Reeves leaned heavily on this principle to allow the malicious prosecution and false arrest claims to go forward. He also used to it defeat Thomas’s insistence that the grand jury’s involvement made her less liable for what happened. Reeves noted that, as alleged by Green, the officer had not told the grand jury that the jailhouse informant had serious credibility issues or that they had contradictory evidence about Robinson’s death. “Had she provided the grand jury with full and complete information, Green alleges, he would not have been indicted,” the judge concluded.
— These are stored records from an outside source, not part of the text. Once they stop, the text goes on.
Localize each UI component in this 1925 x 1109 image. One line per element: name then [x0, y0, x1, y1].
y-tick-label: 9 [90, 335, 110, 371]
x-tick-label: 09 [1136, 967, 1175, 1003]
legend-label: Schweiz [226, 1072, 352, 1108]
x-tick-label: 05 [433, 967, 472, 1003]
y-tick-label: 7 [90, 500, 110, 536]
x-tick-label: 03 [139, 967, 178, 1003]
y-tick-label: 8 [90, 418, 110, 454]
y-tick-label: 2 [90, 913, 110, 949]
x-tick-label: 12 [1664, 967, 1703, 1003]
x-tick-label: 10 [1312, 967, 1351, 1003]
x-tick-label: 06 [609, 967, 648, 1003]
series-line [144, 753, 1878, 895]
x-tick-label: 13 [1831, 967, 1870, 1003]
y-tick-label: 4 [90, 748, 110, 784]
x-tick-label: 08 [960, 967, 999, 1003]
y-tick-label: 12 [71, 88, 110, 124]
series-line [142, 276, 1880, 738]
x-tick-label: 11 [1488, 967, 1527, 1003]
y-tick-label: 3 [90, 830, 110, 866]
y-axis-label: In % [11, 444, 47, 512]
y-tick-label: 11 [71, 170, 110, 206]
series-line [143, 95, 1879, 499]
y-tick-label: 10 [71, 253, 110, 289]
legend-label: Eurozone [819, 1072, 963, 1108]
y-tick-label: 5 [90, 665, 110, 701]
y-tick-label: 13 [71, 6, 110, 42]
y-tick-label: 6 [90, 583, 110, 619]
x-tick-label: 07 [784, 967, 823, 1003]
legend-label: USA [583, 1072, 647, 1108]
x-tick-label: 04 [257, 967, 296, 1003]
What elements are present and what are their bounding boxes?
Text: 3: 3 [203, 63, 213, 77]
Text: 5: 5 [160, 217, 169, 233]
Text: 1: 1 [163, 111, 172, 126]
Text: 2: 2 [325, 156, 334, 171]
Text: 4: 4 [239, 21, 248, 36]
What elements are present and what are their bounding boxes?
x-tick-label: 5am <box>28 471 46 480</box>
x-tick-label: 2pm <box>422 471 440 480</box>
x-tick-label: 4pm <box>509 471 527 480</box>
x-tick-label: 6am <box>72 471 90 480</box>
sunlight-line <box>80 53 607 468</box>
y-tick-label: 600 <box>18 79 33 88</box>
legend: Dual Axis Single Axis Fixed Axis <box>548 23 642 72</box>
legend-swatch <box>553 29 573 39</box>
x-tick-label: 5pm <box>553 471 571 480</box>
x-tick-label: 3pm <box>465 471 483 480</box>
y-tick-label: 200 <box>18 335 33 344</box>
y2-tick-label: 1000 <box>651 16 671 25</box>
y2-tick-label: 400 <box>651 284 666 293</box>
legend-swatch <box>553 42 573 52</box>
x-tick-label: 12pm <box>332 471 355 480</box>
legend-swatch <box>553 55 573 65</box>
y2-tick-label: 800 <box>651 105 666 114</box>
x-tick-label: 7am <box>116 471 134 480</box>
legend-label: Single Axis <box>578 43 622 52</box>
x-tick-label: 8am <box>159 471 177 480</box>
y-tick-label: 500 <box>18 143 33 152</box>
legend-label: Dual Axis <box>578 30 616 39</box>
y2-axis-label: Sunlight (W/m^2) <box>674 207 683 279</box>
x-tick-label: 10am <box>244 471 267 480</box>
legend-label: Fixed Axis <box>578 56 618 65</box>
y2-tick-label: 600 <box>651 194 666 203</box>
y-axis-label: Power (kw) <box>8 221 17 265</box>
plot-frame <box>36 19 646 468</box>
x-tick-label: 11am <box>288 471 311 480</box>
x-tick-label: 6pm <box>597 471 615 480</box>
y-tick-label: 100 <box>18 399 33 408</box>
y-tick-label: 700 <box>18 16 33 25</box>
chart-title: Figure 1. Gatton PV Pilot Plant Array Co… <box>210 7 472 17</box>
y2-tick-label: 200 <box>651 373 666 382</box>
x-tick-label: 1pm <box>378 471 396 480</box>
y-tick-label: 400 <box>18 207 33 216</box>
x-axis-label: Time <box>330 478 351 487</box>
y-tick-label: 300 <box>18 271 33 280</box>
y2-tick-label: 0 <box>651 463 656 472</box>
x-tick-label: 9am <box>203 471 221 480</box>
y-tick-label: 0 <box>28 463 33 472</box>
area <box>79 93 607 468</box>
Reeves also took aim at some occasional defenses made of the Supreme Court’s current approach to qualified immunity. He rejected an assertion made by the court in 2018 that it was Congress’s responsibility to address the issue, noting that qualified immunity was a creature of the federal courts’ own making. “Qualified immunity does not appear in the text of the Ku Klux Klan Act,” he observed, quoting from precedent. “It is not found in any constitutional provision or other statute. Nor does it ‘help give life and substance’ to the ‘specific guarantees in the Bill of Rights.’ The defense has the opposite effect. It nullifies the guarantees of the Bill of Rights.”

At one point, he also criticized the Supreme Court for its inaction on qualified immunity by pointing to how it abolished a constitutional right to obtain an abortion in Dobbs v. Jackson Women’s Health Organization. As its name suggests, that case also involved Jackson, Mississippi. Reeves had been the trial judge in the case and ruled in favor of the clinic challenging the state’s restrictions.

On appeal, the Supreme Court ruled in favor of the state instead and overturned Roe v. Wade along the way. Reeves noted that qualified immunity opponents and anti-abortion opponents had made similar arguments: The latter had alleged that previous generations of justices had created an atextual rule though “raw judicial power” and had “short-circuited the democratic process” along the way. “The arguments against qualified immunity are stronger than the arguments [Mississippi] presented in Dobbs,” he concluded.

While this type of direct criticism is somewhat unusual for a federal judge, it is pretty standard for Reeves. Over the last few years, he has pointedly criticized the court on other issues, notably in Second Amendment cases. In a 2022 case, he applied the court’s new history-and-tradition text while adding that neither he nor the justices are “trained historians.” Last summer, at a later stage of the case’s proceedings, he aired his concerns about originalism and its role as “the dominant mode of constitutional interpretation nowadays. “This court is not so sure it should be,” Reeves wrote, referring to himself.

Thomas will undoubtedly appeal the ruling to the Eleventh Circuit, which may take a different view of things. Even if the appeals courts overturn Reeves’s ruling, however, they can’t stop him from pointing out qualified immunity’s deep and inextricable flaws. Nor can they reverse the growing chorus of calls for the Supreme Court to rethink the matter. As Reeves pointedly observed, it is a problem that only they can truly solve.